Türkiye Gazeteciler Cemiyeti Yönetim Kurulu, TGC Basın Müzesi’nde Öldürülen Gazeteciler Galerisi’nde Türkiye’de siyasetçiler tarafından hedef gösterildikleri için öldürülen 67 gazetecinin adı ve fotoğrafı bulunduğunu hatırlatarak “Son olarak Sinan Ateş Ateş Cinayet Davası’nın dosyası üzerinden gazeteciler yine hedef gösterilmiştir. İktidar ortağı MHP, Sinan Ateş cinayetine ilişkin haber yapan gazeteci, değerlendirmede bulunan  siyasetçi, akademisyen ve hukukçuların yer aldığı 154 kişiden şikayetçi olmuştur. Dava dilekçesinde yer alan 63 gazeteci MHP sözcüleri tarafından etki ajanlığı ile suçlanmakta ‘yakın takipteyiz’ diyerek açıkça tehdit edilmekte, fişlenmektedir. Türkiye Gazeteciler Cemiyeti Yönetim Kurulu olarak uyarmaya devam ediyoruz. Bugüne kadar gazetecileri tehdit ederek, hedef göstererek,  yaralayarak ve öldürerek kimse bir yere varamamıştır. Gerçekler saklanamamıştır. Cinayetleri işleyenler gazeteciler değildir.” ifadelerine yer verildi.

Gazetecilerin halka ve gerçeğe karşı sorumlu olduğu vurgulanan açıklamada “AİHM ve AYM kararlarında ifade edildiği gibi basın ve düşünceyi ifade özgürlüğü demokratik toplumun temelidir. Sadece lehte olduğu kabul edilen  haber ve düşünceler için değil, devletin veya nüfusun bir bölümünün aleyhinde olan, onlara çarpıcı gelen, onları rahatsız eden haber ve düşünceler için de uygulanır. Bunlar, çoğulculuğun, hoşgörünün ve açık fikirliliğin gerekleridir.” denildi.

BAHÇELİ’NİN TEHDİT ETTİĞİ GAZETECİLER

MHP’nin Sinan Ateş davası için mahkemeye şikayet ettiği 154 ismi tehdit eden Devlet Bahçeli, “Dosya elimizdedir, bu dosya eyleme geçecektir. Eylem hukuki nitelikte olacaktır” ifadelerini kullandı.

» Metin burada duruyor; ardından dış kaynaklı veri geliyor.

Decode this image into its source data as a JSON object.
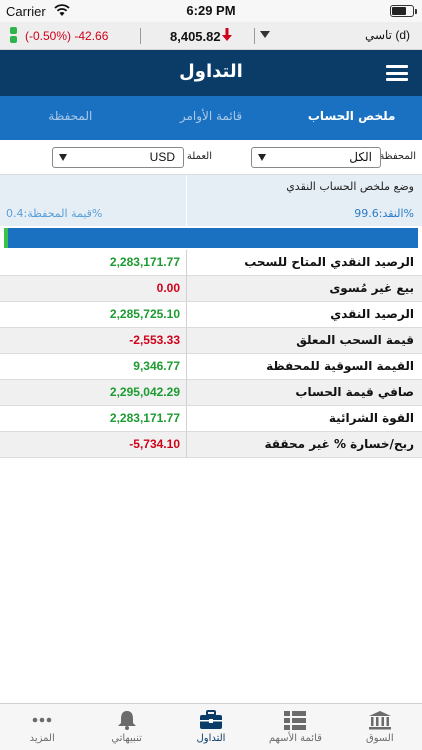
{
  "status_bar": {
    "carrier": "Carrier",
    "time": "6:29 PM"
  },
  "ticker": {
    "change": "(-0.50%)  -42.66",
    "index_value": "8,405.82",
    "market_name": "تاسي (d)",
    "change_color": "#d0021b"
  },
  "header": {
    "title": "التداول"
  },
  "tabs": [
    {
      "label": "ملخص الحساب",
      "active": true
    },
    {
      "label": "قائمة الأوامر",
      "active": false
    },
    {
      "label": "المحفظة",
      "active": false
    }
  ],
  "filters": {
    "portfolio_label": "المحفظة",
    "portfolio_value": "الكل",
    "currency_label": "العملة",
    "currency_value": "USD"
  },
  "summary": {
    "title": "وضع ملخص الحساب النقدي",
    "cash_pct_text": "النقد:99.6%",
    "portfolio_pct_text": "قيمة المحفظة:0.4%",
    "portfolio_fraction": 0.004
  },
  "rows": [
    {
      "label": "الرصيد النقدي المتاح للسحب",
      "value": "2,283,171.77",
      "sign": "pos"
    },
    {
      "label": "بيع غير مُسوى",
      "value": "0.00",
      "sign": "neg"
    },
    {
      "label": "الرصيد النقدي",
      "value": "2,285,725.10",
      "sign": "pos"
    },
    {
      "label": "قيمة السحب المعلق",
      "value": "-2,553.33",
      "sign": "neg"
    },
    {
      "label": "القيمة السوقية للمحفظة",
      "value": "9,346.77",
      "sign": "pos"
    },
    {
      "label": "صافي قيمة الحساب",
      "value": "2,295,042.29",
      "sign": "pos"
    },
    {
      "label": "القوة الشرائية",
      "value": "2,283,171.77",
      "sign": "pos"
    },
    {
      "label": "ربح/خسارة % غير محققة",
      "value": "-5,734.10",
      "sign": "neg"
    }
  ],
  "bottom_tabs": [
    {
      "label": "السوق",
      "icon": "bank-icon"
    },
    {
      "label": "قائمة الأسهم",
      "icon": "list-icon"
    },
    {
      "label": "التداول",
      "icon": "briefcase-icon",
      "active": true
    },
    {
      "label": "تنبيهاتي",
      "icon": "bell-icon"
    },
    {
      "label": "المزيد",
      "icon": "more-icon"
    }
  ],
  "colors": {
    "header": "#0b3c68",
    "tabs": "#1a71c1",
    "positive": "#1c9b30",
    "negative": "#d0021b"
  }
}
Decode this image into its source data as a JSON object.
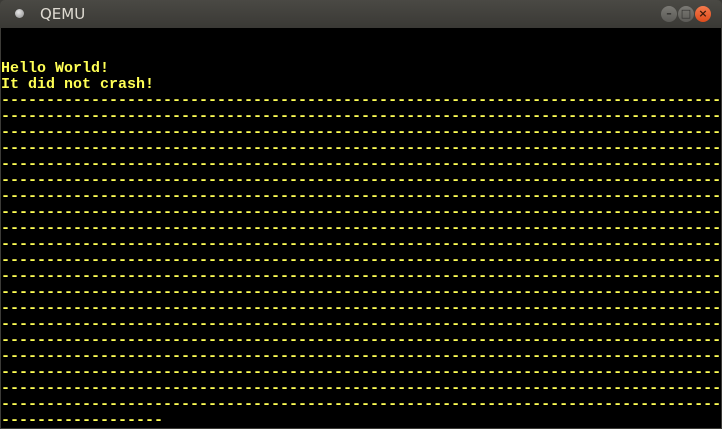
{
  "window": {
    "title": "QEMU",
    "controls": {
      "minimize": "–",
      "maximize": "□",
      "close": "×"
    },
    "close_color": "#e8572a"
  },
  "screen": {
    "text_color": "#ffff55",
    "lines": [
      "",
      "",
      "Hello World!",
      "It did not crash!",
      "--------------------------------------------------------------------------------",
      "--------------------------------------------------------------------------------",
      "--------------------------------------------------------------------------------",
      "--------------------------------------------------------------------------------",
      "--------------------------------------------------------------------------------",
      "--------------------------------------------------------------------------------",
      "--------------------------------------------------------------------------------",
      "--------------------------------------------------------------------------------",
      "--------------------------------------------------------------------------------",
      "--------------------------------------------------------------------------------",
      "--------------------------------------------------------------------------------",
      "--------------------------------------------------------------------------------",
      "--------------------------------------------------------------------------------",
      "--------------------------------------------------------------------------------",
      "--------------------------------------------------------------------------------",
      "--------------------------------------------------------------------------------",
      "--------------------------------------------------------------------------------",
      "--------------------------------------------------------------------------------",
      "--------------------------------------------------------------------------------",
      "--------------------------------------------------------------------------------",
      "------------------"
    ]
  }
}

MHP’nin hedef aldığı gazeteciler şöyle:

“Alican Uludağ, Akif Beki, Ali Kemal Erdem, Altan Sancar, Asuman Aranca, Atakan Sönmez, Ayşen Şahin, Bahadır Özgür, Barış Pehlivan, Caner Taşpınar, Çiğdem Toker, Deniz Zeyrek, Dinçer Gökçe, Nedim Türkmen, Elfin Tataroğlu, Elif Doğan Şentürk, Doğan Şentürk, Ersin Eroğlu, Fatih Ergin, Fatih Polat, Fırat Fıstık, Fikret Bila, Hakan Çelenk, Hilmi Hacaloğlu, Hüsnü Mahalli, İbrahim Kahveci, İnanç Uysal, İslam Özkan, İsmail Saymaz, Kemal Göktaş, Masum Gök, Mehmet Bal, Mehmet Tezkan, Merdan Yanardağ, Miyase İlknur, Murat Ağırel, Murat Karan, Murat Muratoğlu, Murat Yetkin, Nevşin Mengü, Nevzat Çiçek, Nurcan Gökdemir, Orhan Uğurluoğlu, Özlem Akarsu Çelik, Emre Kongar, Sertaç Eş, Seyhan Avşar, Taha Akyol, Timur Soykan, Uğur Dündar, Yaşar Aydın, Yavuz Oğhan, Yavuz Selim Demirağ, Yıldız Yazıcıoğlu, Zübeyde Sarı, Mustafa Balbay, Mustafa Kurdaş, Hilal Köylü, Orhan Bursalı, Umut Taştan, Namık Koçak, Özlem Gürses, Yalçın Doğan.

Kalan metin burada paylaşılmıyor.